When the United States finally signed a withdrawal agreement with the Taliban in February last year, the mood in some circles in Pakistan was one of open celebration.
Pakistan’s former defense minister, Khawaja Muhammad Asif, who had repeatedly visited the halls of power in Washington as a U.S. ally, tweeted a photo of U.S. Secretary of State Mike Pompeo meeting Mullah Abdul Ghani Baradar, the Taliban deputy at the talks in Qatar.
“You might have might on your side, but God is with us,” Mr. Asif said in the tweet, ending with a cry of victory. “Allah u Akbar!”
But there are signs that extremist groups within Pakistan have already felt emboldened by the Taliban’s perceived victory, giving a glimpse of the trouble likely to be in store for Pakistani officials.
The once-defeated Pakistani Taliban have increased their activities in tribal areas bordering Afghanistan. Ambushes against security forces have become more frequent.
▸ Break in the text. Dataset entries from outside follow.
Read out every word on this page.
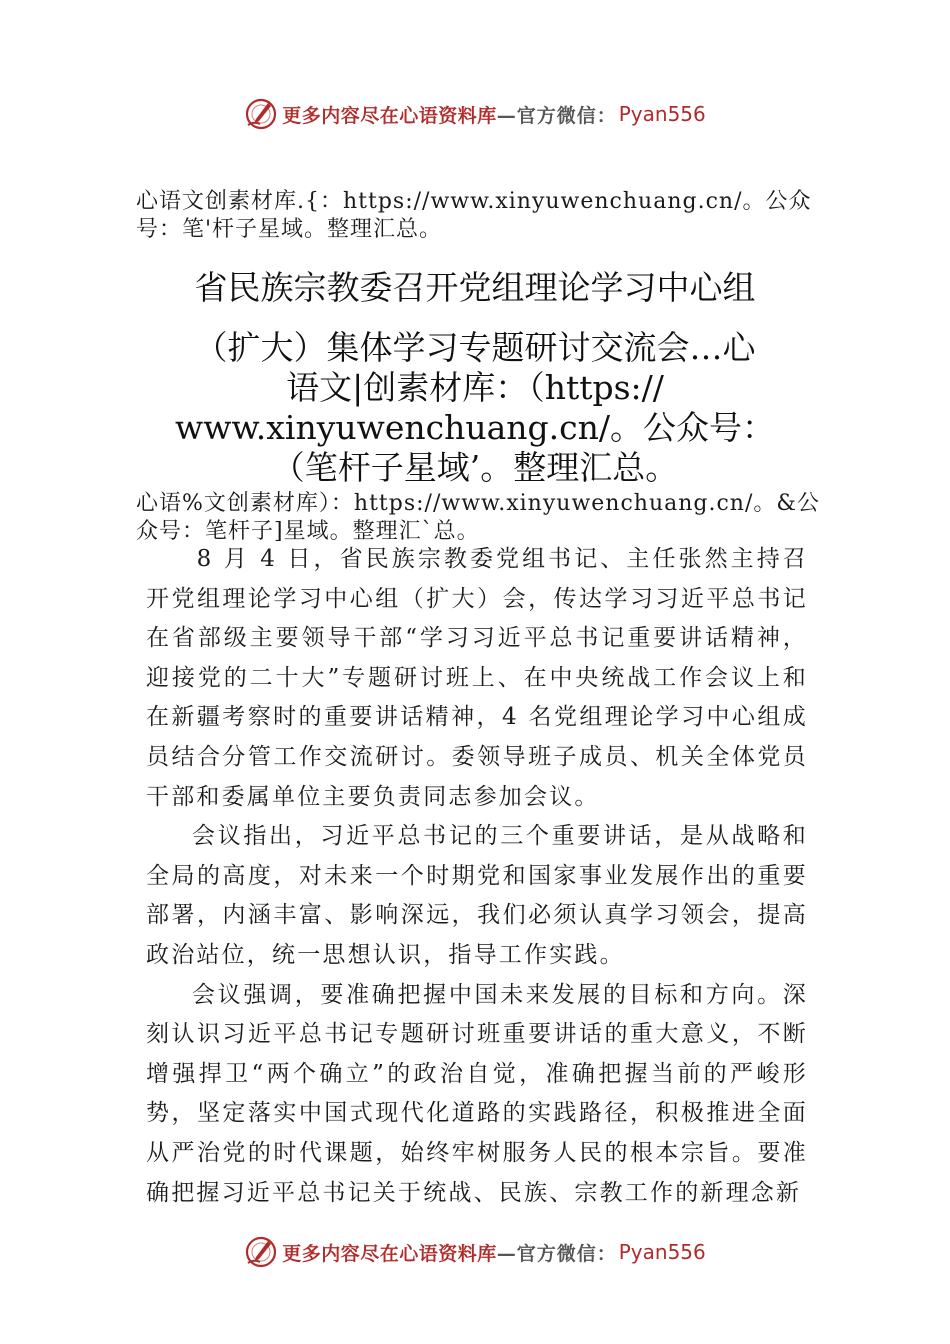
更多内容尽在心语资料库 —官方微信： Pyan556
心语文创素材库.{：https://www.xinyuwenchuang.cn/。公众号：笔'杆子星域。整理汇总。
省民族宗教委召开党组理论学习中心组
（扩大）集体学习专题研讨交流会…心
语文|创素材库：（https://
www.xinyuwenchuang.cn/。公众号：
（笔杆子星域’。整理汇总。
心语%文创素材库）：https://www.xinyuwenchuang.cn/。&公众号：笔杆子]星域。整理汇`总。

8 月 4 日，省民族宗教委党组书记、主任张然主持召开党组理论学习中心组（扩大）会，传达学习习近平总书记在省部级主要领导干部“学习习近平总书记重要讲话精神，迎接党的二十大”专题研讨班上、在中央统战工作会议上和在新疆考察时的重要讲话精神，4 名党组理论学习中心组成员结合分管工作交流研讨。委领导班子成员、机关全体党员干部和委属单位主要负责同志参加会议。

会议指出，习近平总书记的三个重要讲话，是从战略和全局的高度，对未来一个时期党和国家事业发展作出的重要部署，内涵丰富、影响深远，我们必须认真学习领会，提高政治站位，统一思想认识，指导工作实践。

会议强调，要准确把握中国未来发展的目标和方向。深刻认识习近平总书记专题研讨班重要讲话的重大意义，不断增强捍卫“两个确立”的政治自觉，准确把握当前的严峻形势，坚定落实中国式现代化道路的实践路径，积极推进全面从严治党的时代课题，始终牢树服务人民的根本宗旨。要准确把握习近平总书记关于统战、民族、宗教工作的新理念新

更多内容尽在心语资料库 —官方微信： Pyan556
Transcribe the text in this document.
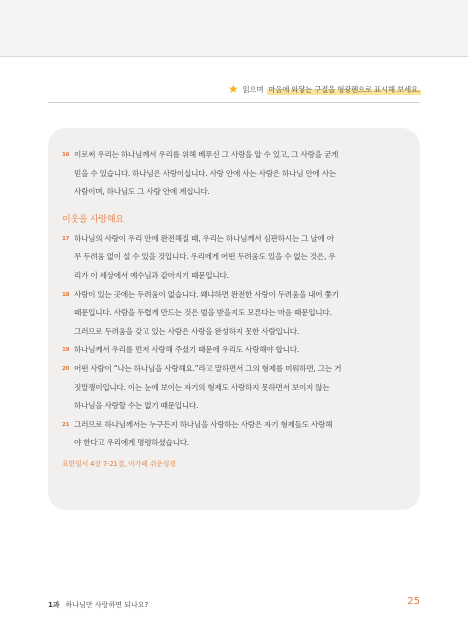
★ 읽으며 마음에 와닿는 구절을 형광펜으로 표시해 보세요.
16 이로써 우리는 하나님께서 우리를 위해 베푸신 그 사랑을 알 수 있고, 그 사랑을 굳게
믿을 수 있습니다. 하나님은 사랑이십니다. 사랑 안에 사는 사람은 하나님 안에 사는
사람이며, 하나님도 그 사람 안에 계십니다.
이웃을 사랑해요
17 하나님의 사랑이 우리 안에 완전해질 때, 우리는 하나님께서 심판하시는 그 날에 아
무 두려움 없이 설 수 있을 것입니다. 우리에게 어떤 두려움도 있을 수 없는 것은, 우
리가 이 세상에서 예수님과 같아지기 때문입니다.
18 사랑이 있는 곳에는 두려움이 없습니다. 왜냐하면 완전한 사랑이 두려움을 내어 쫓기
때문입니다. 사람을 두렵게 만드는 것은 벌을 받을지도 모른다는 마음 때문입니다.
그러므로 두려움을 갖고 있는 사람은 사랑을 완성하지 못한 사람입니다.
19 하나님께서 우리를 먼저 사랑해 주셨기 때문에 우리도 사랑해야 합니다.
20 어떤 사람이 “나는 하나님을 사랑해요.”라고 말하면서 그의 형제를 미워하면, 그는 거
짓말쟁이입니다. 이는 눈에 보이는 자기의 형제도 사랑하지 못하면서 보이지 않는
하나님을 사랑할 수는 없기 때문입니다.
21 그러므로 하나님께서는 누구든지 하나님을 사랑하는 사람은 자기 형제들도 사랑해
야 한다고 우리에게 명령하셨습니다.
요한일서 4장 7-21절, 아가페 쉬운성경
1과 하나님만 사랑하면 되나요?	25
Just how wide the problem of extremism might stretch has been on display in recent days on the streets of two of Pakistan’s main cities, Lahore and Karachi.
Supporters of Tehreek-e-Labbaik Pakistan, a movement that sees itself as protecting Islam against blasphemy, thrashed uniformed members of Pakistani forces and took dozens hostage for hours. Videos emerged of Pakistani army officers trying to reason with the violent protesters. Officials said two policemen had been killed, and 300 wounded. The showdown continues, as the government moved to ban the group as a terrorist outfit.
“The state was not able to control the stick-wielding and stone-hurling members of the T.L.P. that paralyzed most parts of the country for two days,” said Afrasiab Khattak, a former chairman of Pakistan’s human rights commission. “How will they handle trained, guns-carrying Taliban militants?”
Mark Mazzetti and Eric Schmitt contributed reporting.